Martin is a forty-year-old lawyer who, despite his success, feels disoriented and disconnected from his life in post-9/11 Manhattan. But even as he comes to terms with the missteps of his past, he questions whether his life will feel more genuine going forward.

Decades earlier, in the New York of the 1960s, Anna is destined to be a grande dame of the international stage. As she steps into the spotlight, however, she realizes that the harsh glare of fame may be more than she bargained for.

Maria is a tall, awkward, ostracized teenager desperate to break free from the doldrums of 1970s Pittsburgh. When the operatic power of her extraordinary voice leads Maria to Juilliard, New York seems to hold possibilities that are both exhilarating and uncertain.

Lucien is a young Parisian at the birth of the modern era, racing through the streets of Europe in an exuberant bid to become a singer for the ages.
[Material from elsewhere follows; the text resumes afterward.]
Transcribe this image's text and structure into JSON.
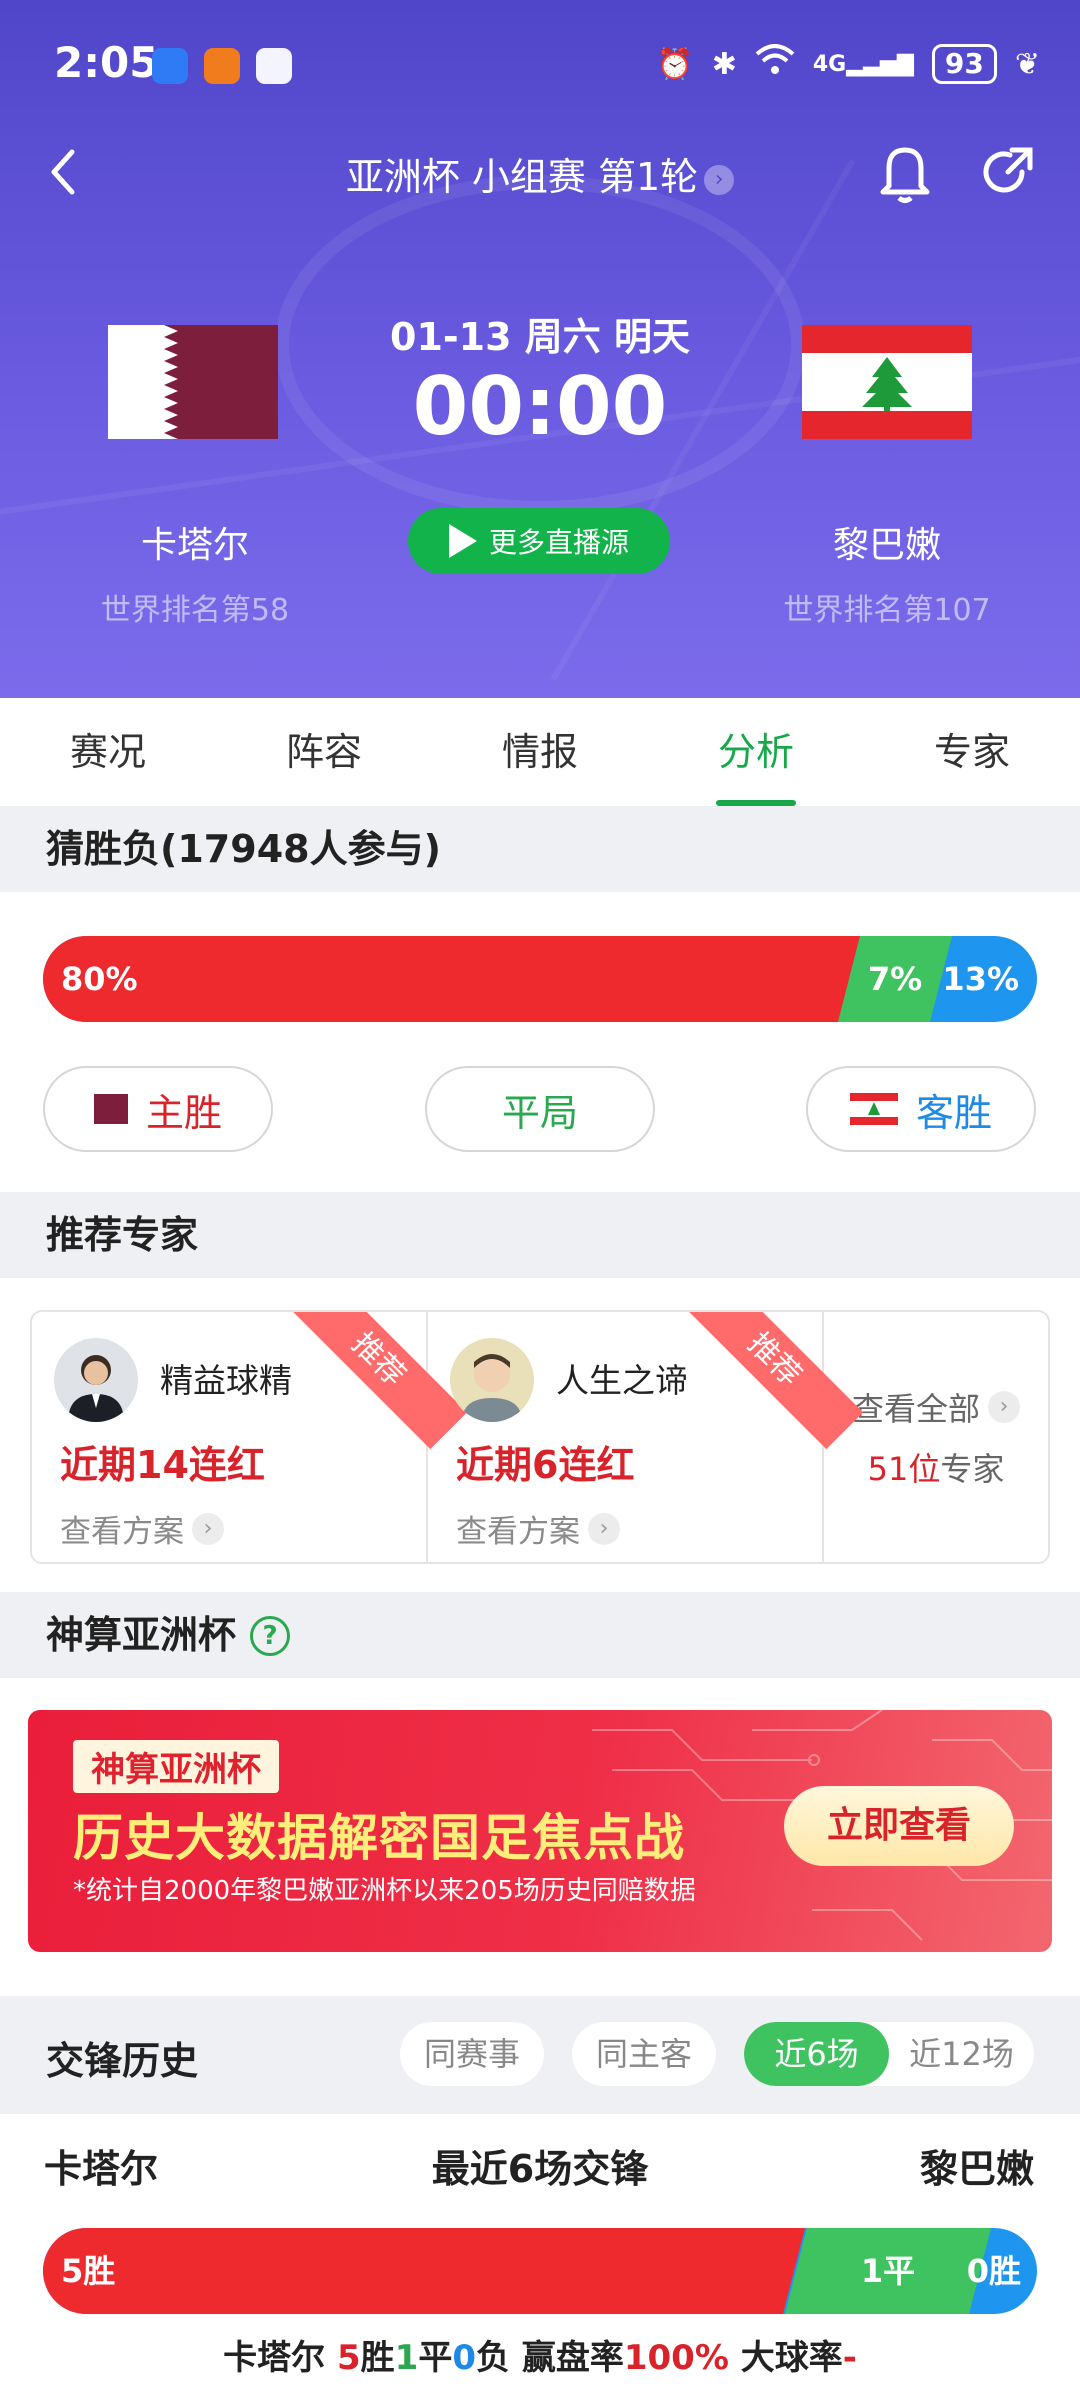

When tragedy leads him to a magical discovery, Lucien embarks on a journey that will help him—and Martin, Maria, and Anna—learn that it’s not how many breaths you take, it’s what you do with those you’re given.

This unlikely quartet is bound together across centuries and continents by the strange and spectacular history of Richard Wagner’s masterpiece opera Tristan and Isolde. Grandly operatic in scale, their story is one of music and magic, love and death, betrayal and fate. Matthew Gallaway’s riveting debut will have readers spellbound from the opening page to its breathtaking conclusion.